I have been struggling lately for several different reasons I think. I don't need anything specifically. I am just finding myself to be very angry with my husband. It is something that I hesitate to write about here because I know many of you knew and love him very much. And so do I. But what is different from me and you is that I was his wife (a role that commands various degrees of respect from people). And I am doing the work that he left behind. You are not. Only I see the pictures my kids bring home of three people in our family and have it rip my heart out every time. Only I have conversations with them over and over about how their daddy died, about death in general and about when others will die. Only I bare the responsibility of taking care of this life that we built together, which is logistically a lot of work. Only I lay awake at night wondering how my children's young minds process death and worry about things like whether they might do something crazy and "in the moment" in order to see their daddy again, not understanding the permanence of death. Only I had to go through his belongings and give them away. Only I am left dealing with probate lawyers and judges and paperwork and doing stupid stuff that could have been avoided had we had a will. I could go on with this list for hours, and trust me, these things are not even close to being the most painful things I deal with. Only I am living this life, which is a tangled web of deep love, yes, for Joe, but a lot of work for me. And not work that I want to do. Not the life that I ever wanted or want to live.
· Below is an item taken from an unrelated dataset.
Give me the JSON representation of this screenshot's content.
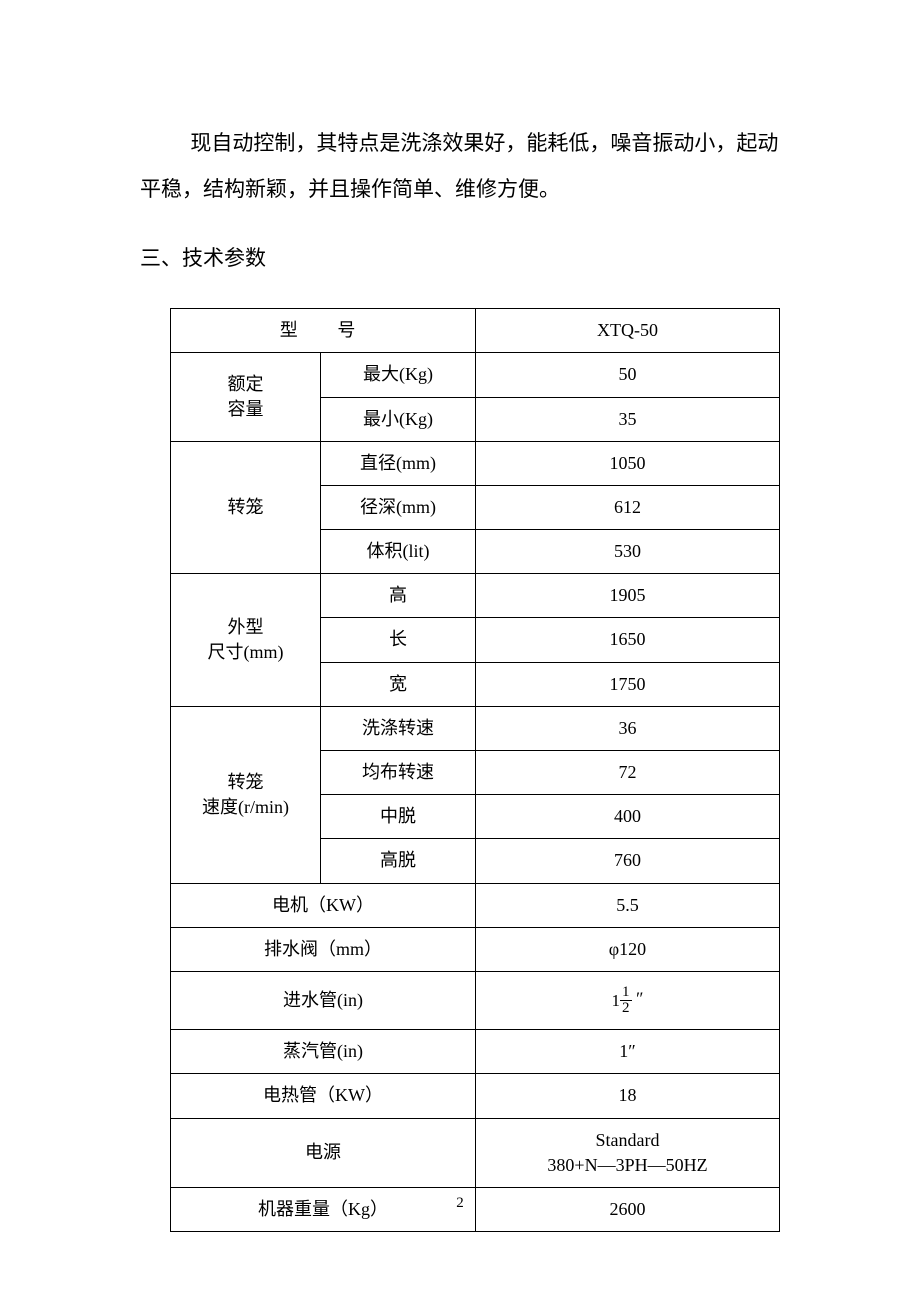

It's just not. And it did not have to be this way.

Over and over Joe and I had conversations about how risky it was to be riding a motorcycle. I know he was doing nothing wrong that day. But riding a bike leaves you vulnerable. And he had two young children and a wife. But he chose it anyway.

Look, I am the first person to tell you that I believe that a person should live the life that they want to live. That is why I would never hold Joe back from living and doing something that he loved, like riding his bike. But damn, why did he have to want that? Why couldn't he have looked at me and Luke and Alyssa and decided it wasn't worth it?

If he could have seen his daughter's innocent little face say those words tonight I bet he would have wished he made a different choice. No matter how good riding felt to him, there is nothing worth hearing those words from your child's mouth. But he doesn't have to see her there. Only I do.

And yeah, right now I am pretty pissed about it.


Katie said...


I completely get it. I am thinking of you.


Heather said...

Ditto what Katie said, including the xoxo.

Sheila said...

What you are feeling is natural and understandable. I understand the guilt associated with writing those words, but it's where you are. You have to be honest with that.

You have constant, unconditional support.